We will miss her deeply.

If you email -- sbright1@austin.rr.com -- I'll pass your concerns to her family.

8:38 PM  
Blogger SB said...

Obit: Laurie Williams Wajima

Laurie Williams Wajima, formerly known as Laurie Ann Williams, went to meet her Lord on Sept. 12, 2006, at Lake Mokoma, in Laporte, Pa.


In addition to her parents and husband, she is survived by her siblings, Christopher M Williams (Stacy) of Montoursville, Pa., and Amy W. Sundaram (Prasanna) of East Providence, R.I.

Mrs. Wajima attended the Williamsport and Muncy public schools but graduated from the Stony Brook School, a Christian School located in Long Island, N.Y. Following high school she graduated from Smith College in Northampton, Mass., with honors and majors in English writing and photography. As part of her studies she attended Oxford University in England and traveled extensively in Europe and Africa.

After College, Mrs. Wajima moved to Austin, where she started twobusinesses, one in Austin and one in Galveston, Texas.

In 1994, Mrs. Wajima moved to Williamsport, Pa., where she took a position as a financial consultant at Merrill Lynch. In 1997, after her marriage to Dr. Wajima, they moved to the Yokota Air Base (USAF) near Tokyo, Japan, and they resided there until late in l999, when they moved to the Washington, DC area. In 2000 Mrs. Wajima became a financial consultant with Smith Barney and later with Mass. Mutual. In 2005 the Wajimas moved back to Austin, where Dr. Wajima assumed a new position.

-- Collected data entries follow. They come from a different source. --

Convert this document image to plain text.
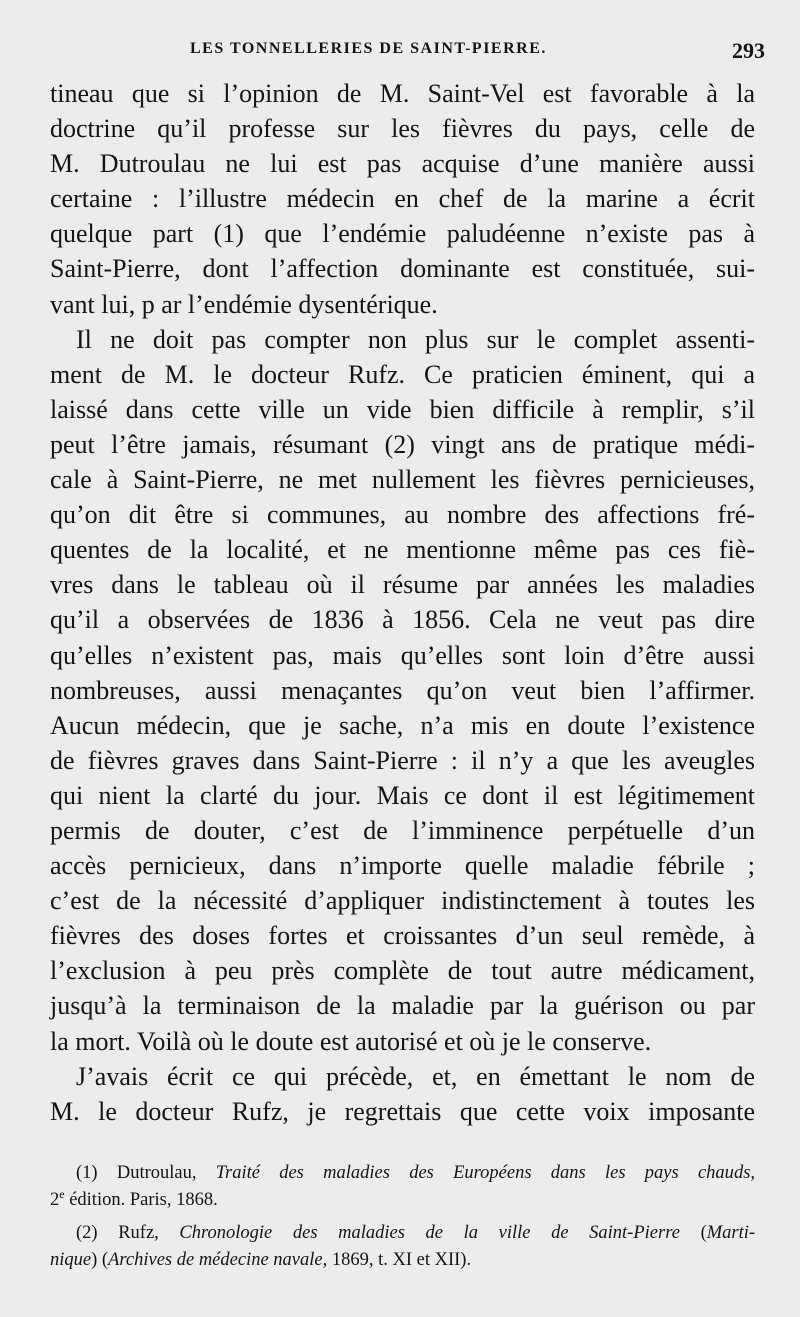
LES TONNELLERIES DE SAINT-PIERRE.	293
tineau que si l’opinion de M. Saint-Vel est favorable à la
doctrine qu’il professe sur les fièvres du pays, celle de
M. Dutroulau ne lui est pas acquise d’une manière aussi
certaine : l’illustre médecin en chef de la marine a écrit
quelque part (1) que l’endémie paludéenne n’existe pas à
Saint-Pierre, dont l’affection dominante est constituée, sui-
vant lui, p ar l’endémie dysentérique.
Il ne doit pas compter non plus sur le complet assenti-
ment de M. le docteur Rufz. Ce praticien éminent, qui a
laissé dans cette ville un vide bien difficile à remplir, s’il
peut l’être jamais, résumant (2) vingt ans de pratique médi-
cale à Saint-Pierre, ne met nullement les fièvres pernicieuses,
qu’on dit être si communes, au nombre des affections fré-
quentes de la localité, et ne mentionne même pas ces fiè-
vres dans le tableau où il résume par années les maladies
qu’il a observées de 1836 à 1856. Cela ne veut pas dire
qu’elles n’existent pas, mais qu’elles sont loin d’être aussi
nombreuses, aussi menaçantes qu’on veut bien l’affirmer.
Aucun médecin, que je sache, n’a mis en doute l’existence
de fièvres graves dans Saint-Pierre : il n’y a que les aveugles
qui nient la clarté du jour. Mais ce dont il est légitimement
permis de douter, c’est de l’imminence perpétuelle d’un
accès pernicieux, dans n’importe quelle maladie fébrile ;
c’est de la nécessité d’appliquer indistinctement à toutes les
fièvres des doses fortes et croissantes d’un seul remède, à
l’exclusion à peu près complète de tout autre médicament,
jusqu’à la terminaison de la maladie par la guérison ou par
la mort. Voilà où le doute est autorisé et où je le conserve.
J’avais écrit ce qui précède, et, en émettant le nom de
M. le docteur Rufz, je regrettais que cette voix imposante
(1) Dutroulau, Traité des maladies des Européens dans les pays chauds,
2e édition. Paris, 1868.
(2) Rufz, Chronologie des maladies de la ville de Saint-Pierre (Marti-
nique) (Archives de médecine navale, 1869, t. XI et XII).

Laurie Wajima enjoyed downhill skiing, swimming, yoga, painting and photography. She had planned an art exhibit of her paintings this month in Austin. Recently she and her husband attended the Mesa Community Church. While in Williamsport, she was a member of the Pine Street United Methodist Church and the advisory board of the American Rescue Workers. In Japan, she served as the station chairman of the American Red Cross at the Yokota Air Base and taught English in a Japanese Catholic girls' school. During the time she lived in Japan she traveled to China, Singapore, Korea and later in Mexico and all over the United States. In Washington she was the city group team captain for the Susan Komen Race for The Cure. She was a member of the Epilepsy Foundation of America and the Mokoma Conservancy.

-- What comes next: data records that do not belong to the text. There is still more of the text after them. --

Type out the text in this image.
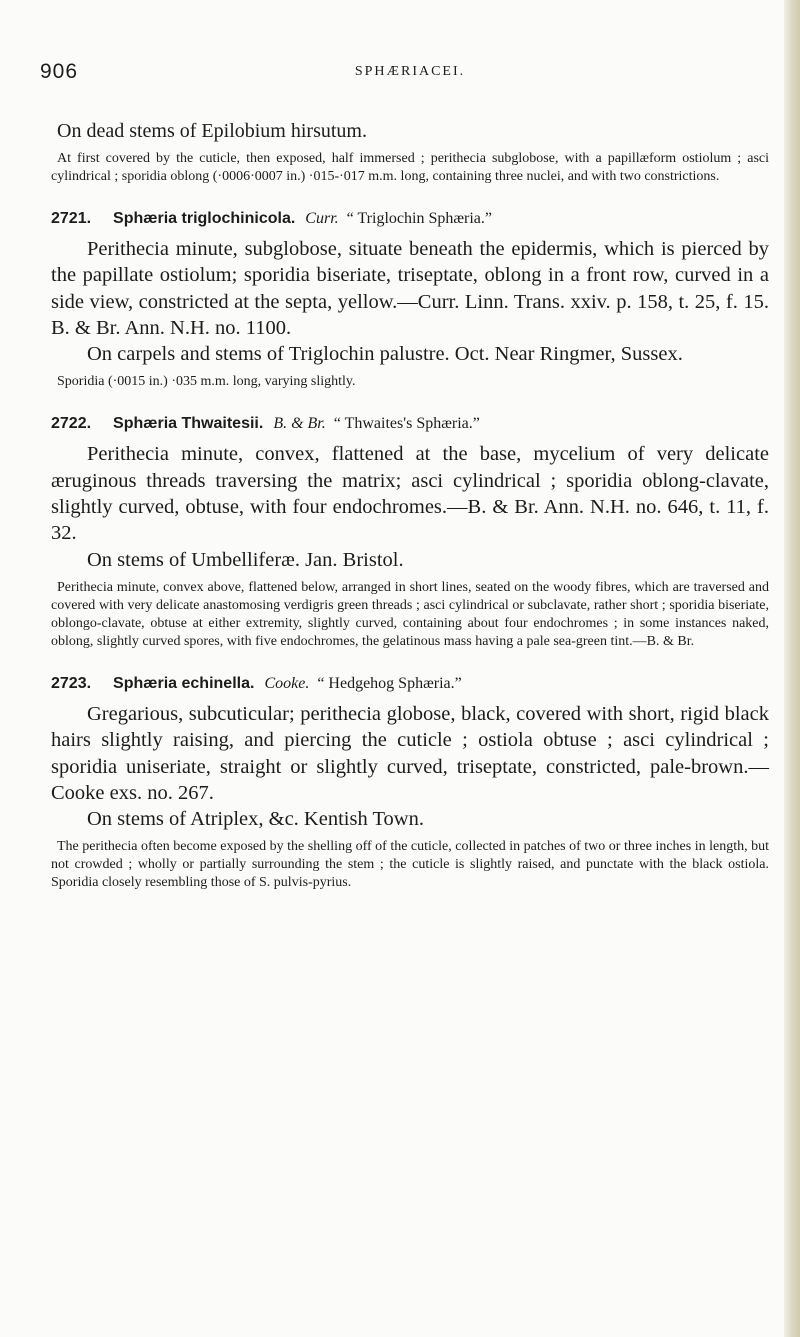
906	SPHÆRIACEI.

On dead stems of Epilobium hirsutum.

At first covered by the cuticle, then exposed, half immersed ; perithecia subglobose, with a papillæform ostiolum ; asci cylindrical ; sporidia oblong (·0006·0007 in.) ·015-·017 m.m. long, containing three nuclei, and with two constrictions.

2721. Sphæria triglochinicola. Curr. “ Triglochin Sphæria.”

Perithecia minute, subglobose, situate beneath the epidermis, which is pierced by the papillate ostiolum; sporidia biseriate, triseptate, oblong in a front row, curved in a side view, constricted at the septa, yellow.—Curr. Linn. Trans. xxiv. p. 158, t. 25, f. 15. B. & Br. Ann. N.H. no. 1100.

On carpels and stems of Triglochin palustre. Oct. Near Ringmer, Sussex.

Sporidia (·0015 in.) ·035 m.m. long, varying slightly.

2722. Sphæria Thwaitesii. B. & Br. “ Thwaites's Sphæria.”

Perithecia minute, convex, flattened at the base, mycelium of very delicate æruginous threads traversing the matrix; asci cylindrical ; sporidia oblong-clavate, slightly curved, obtuse, with four endochromes.—B. & Br. Ann. N.H. no. 646, t. 11, f. 32.

On stems of Umbelliferæ. Jan. Bristol.

Perithecia minute, convex above, flattened below, arranged in short lines, seated on the woody fibres, which are traversed and covered with very delicate anastomosing verdigris green threads ; asci cylindrical or subclavate, rather short ; sporidia biseriate, oblongo-clavate, obtuse at either extremity, slightly curved, containing about four endochromes ; in some instances naked, oblong, slightly curved spores, with five endochromes, the gelatinous mass having a pale sea-green tint.—B. & Br.

2723. Sphæria echinella. Cooke. “ Hedgehog Sphæria.”

Gregarious, subcuticular; perithecia globose, black, covered with short, rigid black hairs slightly raising, and piercing the cuticle ; ostiola obtuse ; asci cylindrical ; sporidia uniseriate, straight or slightly curved, triseptate, constricted, pale-brown.—Cooke exs. no. 267.

On stems of Atriplex, &c. Kentish Town.

The perithecia often become exposed by the shelling off of the cuticle, collected in patches of two or three inches in length, but not crowded ; wholly or partially surrounding the stem ; the cuticle is slightly raised, and punctate with the black ostiola. Sporidia closely resembling those of S. pulvis-pyrius.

A memorial service will be held at 11 a.m. on Tuesday, Sept. 19, at the Eagles Mere Presbyterian Church. Friends may call at the church from 10 a.m. until the time of the service.

In lieu of flowers, memorials may be made to the Mokoma Conservancy, PO Box 220, Laporte, Pa. 18626-0220.

9:36 AM  
Blogger Richard said...

I went to high school with Laurie. We were good friends - I even went to Pennsylvania once to stay with her and her family - but we never stayed in touch after. Last night I had a vivid dream about her after not thinking of her for years and years. I got onto Google this morning to find out what had become of her, and found this page. I am just gutted by the discovery that she is gone. It sounds like she had a rich life. Her paintings are beautiful. -Richard W.